The judge want the real perps, the executives who failed to make the disclosure, to have their conduct examined and have fines levied on them. How novel! Calling for the top brass to be responsible for their actions!
From the Wall Street Journal:
In an order issued Monday, Judge Rakoff acknowledged the public interest in settling disputes rather than having them go to trial. Nonetheless, he wrote, “even upon applying the most deferential standard of review,” he was “forced to conclude that the proposed consent judgment is neither fair, nor reasonable, nor adequate” to protect the public interest.
In effect, Judge Rakoff found, the settlement would force the victims of the alleged misstatements–Bank of America shareholders–to pay an additional $33 million.
“It does not comport with the most elementary notions of justice and morality, in that it proposes that the shareholders who were the victims of the bank’s alleged misconduct now pay the penalty for that misconduct,” the judge wrote.
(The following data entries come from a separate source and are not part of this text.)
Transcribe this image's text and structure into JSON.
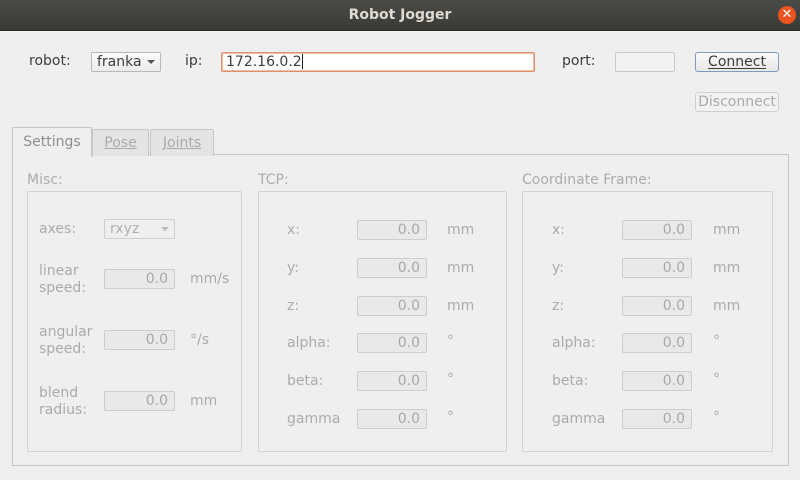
{
  "window": {
    "title": "Robot Jogger"
  },
  "connection": {
    "robot_label": "robot:",
    "robot_value": "franka",
    "ip_label": "ip:",
    "ip_value": "172.16.0.2",
    "port_label": "port:",
    "port_value": "",
    "connect_label": "Connect",
    "disconnect_label": "Disconnect"
  },
  "tabs": [
    {
      "label": "Settings"
    },
    {
      "label": "Pose"
    },
    {
      "label": "Joints"
    }
  ],
  "misc": {
    "title": "Misc:",
    "axes_label": "axes:",
    "axes_value": "rxyz",
    "linear_label_1": "linear",
    "linear_label_2": "speed:",
    "linear_value": "0.0",
    "linear_unit": "mm/s",
    "angular_label_1": "angular",
    "angular_label_2": "speed:",
    "angular_value": "0.0",
    "angular_unit": "°/s",
    "blend_label_1": "blend",
    "blend_label_2": "radius:",
    "blend_value": "0.0",
    "blend_unit": "mm"
  },
  "tcp": {
    "title": "TCP:",
    "rows": [
      {
        "label": "x:",
        "value": "0.0",
        "unit": "mm"
      },
      {
        "label": "y:",
        "value": "0.0",
        "unit": "mm"
      },
      {
        "label": "z:",
        "value": "0.0",
        "unit": "mm"
      },
      {
        "label": "alpha:",
        "value": "0.0",
        "unit": "°"
      },
      {
        "label": "beta:",
        "value": "0.0",
        "unit": "°"
      },
      {
        "label": "gamma",
        "value": "0.0",
        "unit": "°"
      }
    ]
  },
  "frame": {
    "title": "Coordinate Frame:",
    "rows": [
      {
        "label": "x:",
        "value": "0.0",
        "unit": "mm"
      },
      {
        "label": "y:",
        "value": "0.0",
        "unit": "mm"
      },
      {
        "label": "z:",
        "value": "0.0",
        "unit": "mm"
      },
      {
        "label": "alpha:",
        "value": "0.0",
        "unit": "°"
      },
      {
        "label": "beta:",
        "value": "0.0",
        "unit": "°"
      },
      {
        "label": "gamma",
        "value": "0.0",
        "unit": "°"
      }
    ]
  },
  "colors": {
    "accent": "#e95420",
    "titlebar": "#3c3b37",
    "background": "#efefef"
  }
}
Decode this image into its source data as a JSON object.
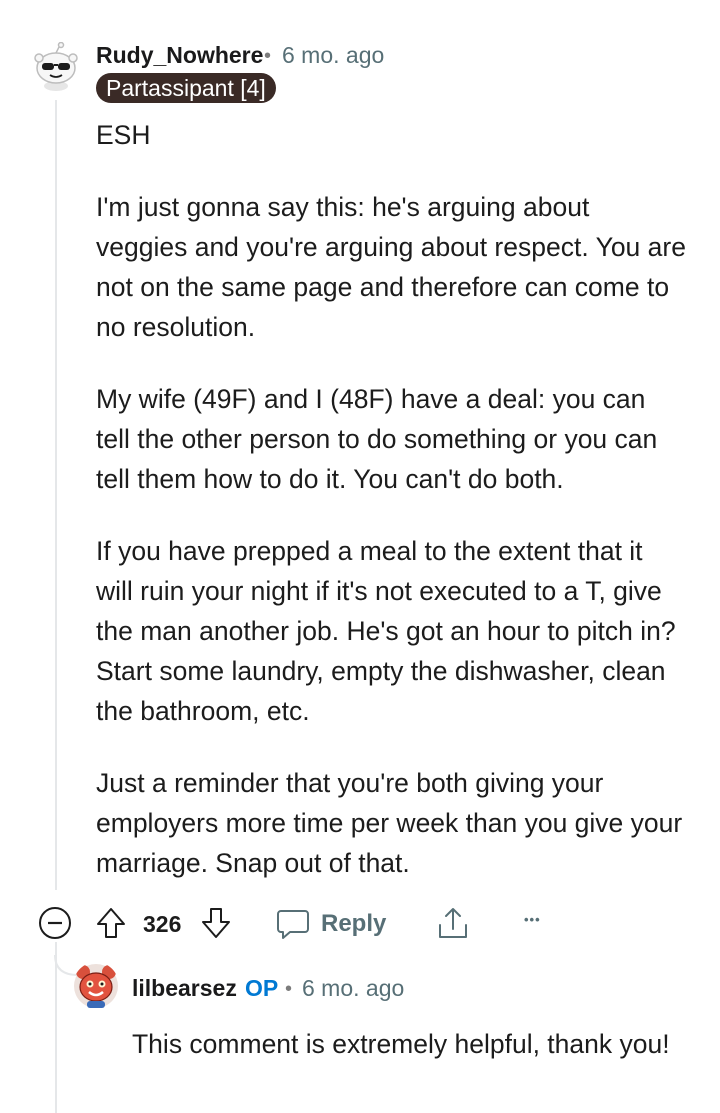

The judge has noted that SEC policy directs that culpable executives be punished for misleading shareholders, something the commission had not sought in this case.






I’m still at a complete loss as to why the SEC requires that a judge coerce them into doing their job.
That aside, Yves, given that you had previously opined that the SEC doesn’t have the resources to bring anyone to trial (ok, those weren’t your exact words, but close enough), what happens now? Does every other company now know that the SEC can’t investigate them, so they can go do whatever they want? Does the SEC need to go beg for more money? Do they just dro the case?